その理由は明確だ。Fシリーズは、BMWの世界観を広める使命を帯びているからだ。従来型のF-GSシリーズが採用していた360度クランクの並列2気筒エンジンは、重心こそ高くなるが、その出力特性はBMW伝統のフラットツインエンジンと酷似し、なおかつ軽量でコンパクトだ。そのコンパクトさを最大限アピールするため、あえて「700」を別モデルのように設えたのだ。それによってフラットツインマシンに二の足を踏んできた多くのユーザーをBMWの世界に引き込んだのである。
フルモデルチェンジでエンジンは853㏄に拡大
今回フルモデルチェンジした「F750GS」「F850GS」は、その後継機種だ。
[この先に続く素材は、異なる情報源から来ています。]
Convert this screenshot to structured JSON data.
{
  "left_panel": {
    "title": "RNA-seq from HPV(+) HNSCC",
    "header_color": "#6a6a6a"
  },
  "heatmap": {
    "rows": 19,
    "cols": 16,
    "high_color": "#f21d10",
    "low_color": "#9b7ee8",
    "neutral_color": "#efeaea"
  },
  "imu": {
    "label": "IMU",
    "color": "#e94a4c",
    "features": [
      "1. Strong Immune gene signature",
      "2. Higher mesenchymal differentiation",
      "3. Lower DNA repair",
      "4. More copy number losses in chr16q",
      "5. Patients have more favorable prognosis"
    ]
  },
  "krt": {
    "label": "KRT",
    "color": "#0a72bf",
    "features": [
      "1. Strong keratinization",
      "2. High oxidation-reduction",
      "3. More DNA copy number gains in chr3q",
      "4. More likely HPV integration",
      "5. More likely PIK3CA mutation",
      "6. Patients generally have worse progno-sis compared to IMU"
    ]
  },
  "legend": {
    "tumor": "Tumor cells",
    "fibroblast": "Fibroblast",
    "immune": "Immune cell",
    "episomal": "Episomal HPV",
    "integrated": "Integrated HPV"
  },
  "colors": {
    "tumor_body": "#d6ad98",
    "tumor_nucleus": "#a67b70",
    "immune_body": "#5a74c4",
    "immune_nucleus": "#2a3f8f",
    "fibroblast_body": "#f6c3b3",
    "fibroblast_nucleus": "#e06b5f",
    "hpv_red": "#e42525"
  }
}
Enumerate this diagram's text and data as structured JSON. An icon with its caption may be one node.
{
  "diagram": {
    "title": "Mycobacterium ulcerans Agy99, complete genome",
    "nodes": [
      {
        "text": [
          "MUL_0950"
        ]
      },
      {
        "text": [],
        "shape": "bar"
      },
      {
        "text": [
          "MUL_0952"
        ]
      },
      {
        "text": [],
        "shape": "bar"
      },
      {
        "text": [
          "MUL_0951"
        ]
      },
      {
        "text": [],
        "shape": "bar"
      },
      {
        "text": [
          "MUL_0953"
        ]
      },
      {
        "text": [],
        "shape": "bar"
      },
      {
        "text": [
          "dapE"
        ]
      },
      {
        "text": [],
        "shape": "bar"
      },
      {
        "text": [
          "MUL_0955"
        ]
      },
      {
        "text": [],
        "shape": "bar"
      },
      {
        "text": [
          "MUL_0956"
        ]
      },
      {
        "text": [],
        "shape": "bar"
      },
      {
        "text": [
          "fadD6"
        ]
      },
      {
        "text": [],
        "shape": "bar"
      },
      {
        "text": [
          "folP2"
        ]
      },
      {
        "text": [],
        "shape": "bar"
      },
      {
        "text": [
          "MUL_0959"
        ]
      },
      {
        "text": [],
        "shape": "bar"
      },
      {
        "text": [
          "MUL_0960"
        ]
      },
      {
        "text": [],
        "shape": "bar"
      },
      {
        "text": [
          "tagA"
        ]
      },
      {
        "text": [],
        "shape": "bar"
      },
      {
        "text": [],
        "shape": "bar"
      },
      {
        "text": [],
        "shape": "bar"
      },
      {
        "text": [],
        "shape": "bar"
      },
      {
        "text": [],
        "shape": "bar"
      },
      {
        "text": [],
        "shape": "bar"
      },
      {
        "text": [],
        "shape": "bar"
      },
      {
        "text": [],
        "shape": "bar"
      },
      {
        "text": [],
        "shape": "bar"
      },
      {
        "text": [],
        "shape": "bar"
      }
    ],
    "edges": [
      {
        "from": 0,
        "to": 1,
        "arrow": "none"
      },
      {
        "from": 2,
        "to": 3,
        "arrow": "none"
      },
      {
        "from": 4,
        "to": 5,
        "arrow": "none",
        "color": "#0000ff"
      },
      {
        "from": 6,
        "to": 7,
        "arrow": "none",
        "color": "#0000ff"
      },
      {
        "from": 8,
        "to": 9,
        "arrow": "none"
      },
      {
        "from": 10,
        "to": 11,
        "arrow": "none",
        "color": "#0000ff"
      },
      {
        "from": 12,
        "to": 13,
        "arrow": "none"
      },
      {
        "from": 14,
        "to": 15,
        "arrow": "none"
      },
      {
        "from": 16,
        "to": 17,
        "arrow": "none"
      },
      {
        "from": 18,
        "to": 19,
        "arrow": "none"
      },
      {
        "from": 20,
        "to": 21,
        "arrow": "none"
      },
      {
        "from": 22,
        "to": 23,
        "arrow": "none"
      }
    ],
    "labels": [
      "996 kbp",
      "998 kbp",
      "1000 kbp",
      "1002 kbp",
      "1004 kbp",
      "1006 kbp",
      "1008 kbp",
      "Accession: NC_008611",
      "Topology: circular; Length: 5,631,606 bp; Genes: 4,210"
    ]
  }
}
これまで同様、共通のエンジンとフレームを使い、足まわりを変更することでオンロードでの快適性を高めた「750」、オフロードの走破性を高めた「850」と、その個性を分けた。フルモデルチェンジに相応しく、細部に至るまでアップデートされている。エンジンは排気量を853㏄に拡大するとともに、逆回転の270度クランクを採用。シリンダーの前後にバランサーも配置されている。またドライサンプとしながらケース内にオイルタンクを配置することで、エンジンそのものを軽量コンパクトに仕上げている。フレームも一新した。F-GSはこれまでスチールパイプのトレリスフレームを採用していた(GTとRはアルミツインスパーフレーム)。対して「F750GS」「F850GS」は、スチール鋼板を重ね合わせた中空構造のフレーム材でエンジンをつり下げるブリッジ構造。ステッププレートが両持ちスイングアームのピボットとエンジン後端のマウントを兼ねることから、軽量でコンパクトに仕上げられている。
BMWの未来を感じる新型のフィーリング
ここまでの大きな変更によって乗り味は大きく変わっている。まずエンジンは排気量が拡大したことによる力強さに加え、不等間隔爆発としたことでリヤタイヤがしっかりと路面を捉える感覚が強くなり、アクセル操作と直結したように車体を前に押し出していく。このフィーリングは850で走ったオフロードはもちろん、最高出力を抑えている750でワインディングを走ったときにも感じることができた。また軽量コンパクトなエンジンとフレーム、さらには逆回転クランクを採用したことで車体の切り返しが軽く、過度なピッチングが抑えられている。また、フロント19インチホイールを装着した750は、スポーツネイキッドモデルのようにワインディングを走ることができ、そこで不安や不満を感じることはなかった。
「F750GS」「F850GS」は、エンジンとフレームを一新しても、BMWの世界観を広げるモデルとしての使命を引き続き担っている。最新のこの2台に乗れば、今後10年のBMWの未来を感じることができるだろう。
車体/エンジンとも完全刷新、逆回転クランクのメリットは?
ブリッジ構造の新型フレームは、ステアリングヘッドからリヤサスペンション取付位置付近、そしてエンジン上部を三角形で結び、その後端にステッププレートを装備する。またエンジンは、そもそもコンパクトなドライサンプエンジンを採用し、オイルタンクをケース内に収めることで、エンジン単体をさらにコンパクトに仕上げている。並列2気筒エンジンの270度クランクは、ヤマハのMT-07やホンダのアフリカツイン、NC750シリーズなど国産ブランドでも採用例が多いが、逆回転クランクシャフトは例がない。逆回転のメリットは、ホイールの回転によって発生するジャイロ効果の一部を打ち消し、ハンドリングを向上させ、特にコーナー切り返しにおける俊敏性を高められるという。加速では、逆回転クランクシャフトが前方方向に慣性連動トルクを発生させてウィリーを抑制し、加速性能を高めることができる。逆に減速時はリヤホイールがリフトアップするが、クランクシャフトも減速することで、リフトアップと逆方向の慣性トルクが生じるのだ。